He will be tired. Normally, in the past, he would not have come to my place. I like that he says he wants to come because I know that he means it and I am happy for that. But, now that Rufus is better, I may suggest that we go to him. We shall see.
In any event, I am, almost, excited. In just a few hours I will see him coming through the airport arrivals door ………..
For those of you who have been reading this blog over the last 2 years or so, you will know that, having thought I had found my soulmate, I found that I hadn’t, apparently. At the end of it I thought that, given my age and, having already done it all twice before, I wouldn’t even be able to find someone else to live with but then I changed my mind. I decided that I DID need to be with someone and that there had to be someone out there, somewhere, who was looking for me. I did the internet dating thing to save myself having to go to bars and clubs, seeing it, as I do, as an alternative to those social places.
I was determined. I don’t know that I ever thought I would find my soulmate or, even, if that was important. What was important was to find the ‘person for me’. I had some preconceived ideas about who that would be. The criteria narrowed after a short while. They couldn’t be too young nor too old. In the end I found someone and, to be honest, that someone was a surprise and (partially) unexpected. But I remain intrigued about how people find their soulmates and, even, if that really exists or if it is your soulmate but only for a period of time (that period being undetermined and indeterminable).

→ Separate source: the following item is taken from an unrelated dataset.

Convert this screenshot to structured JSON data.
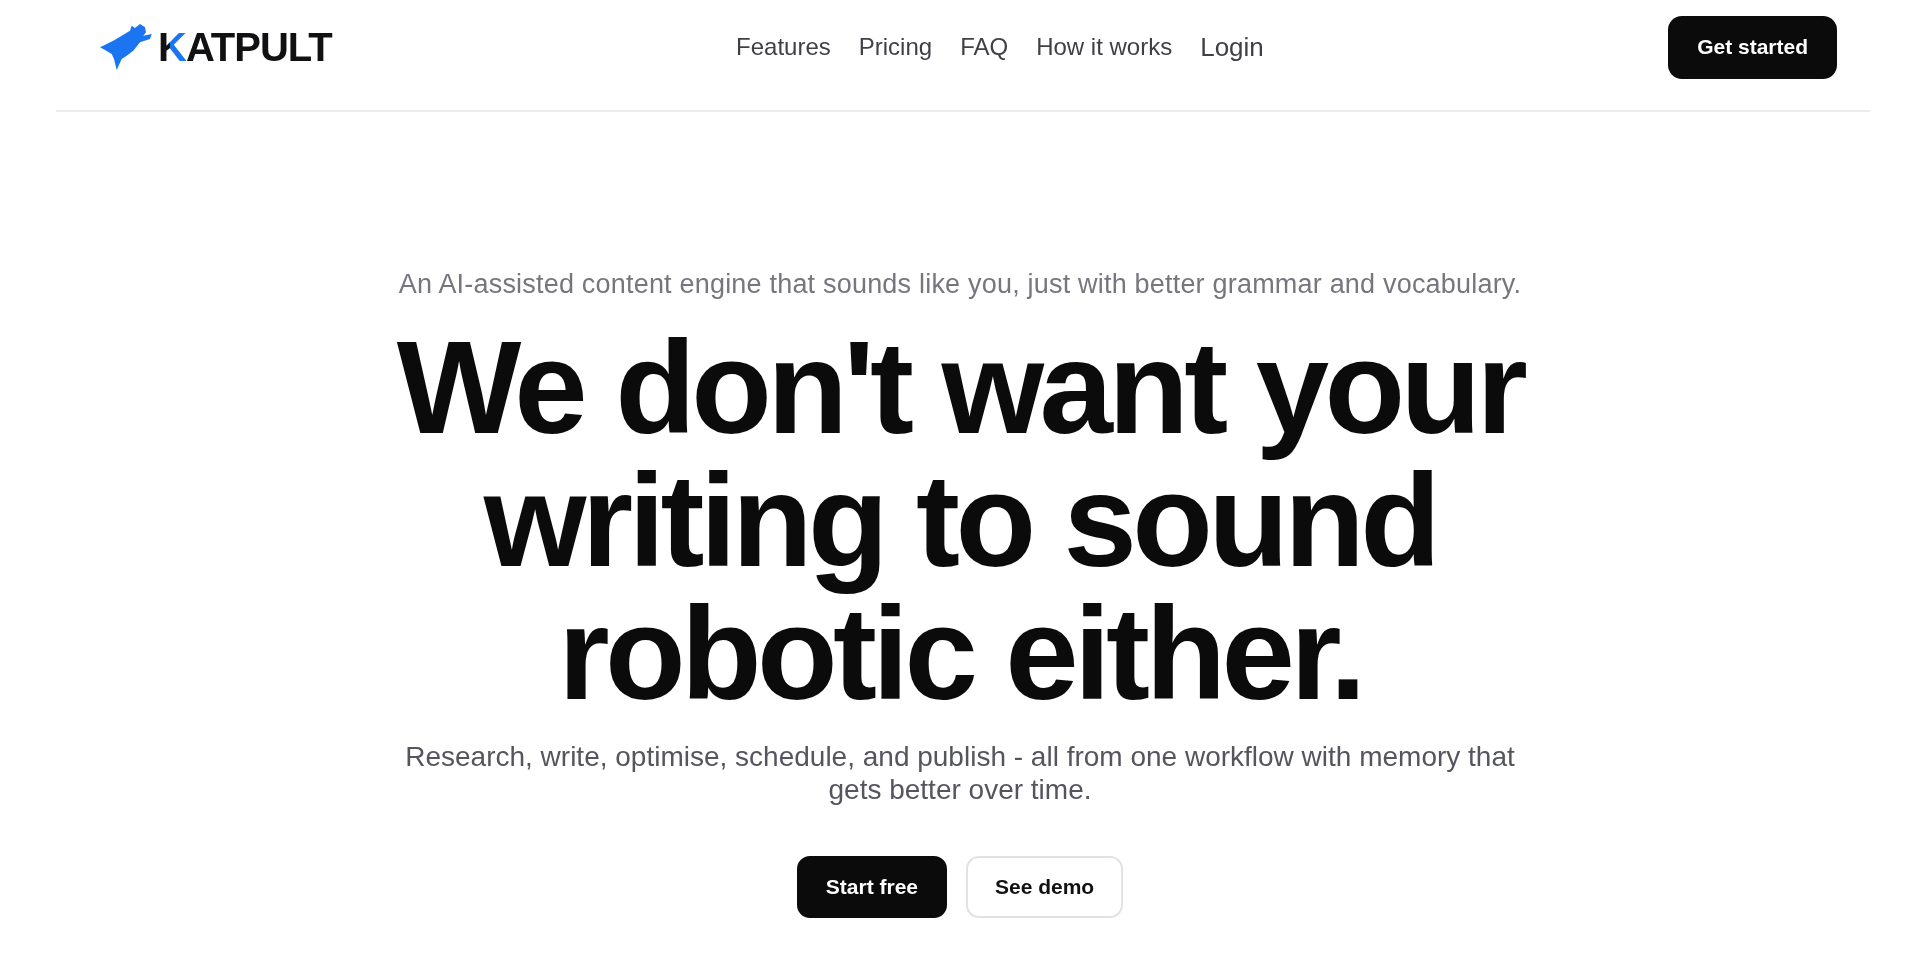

I remember my sister. She, as I told her more than once, always tried too hard. Her criteria, it seemed, was always non-existent. If they moved and were male it was enough. Now I look back on that as probably her trying to hard to be straight and conform, since she has a girlfriend now.
I was at a friend’s house on Sunday. She is setting up this internet dating lark. She is very clear. She doesn’t expect to find the perfect man on the internet – only to determine exactly what she DOES want. To be able to refine her criteria. But, I wonder, is she just saying that?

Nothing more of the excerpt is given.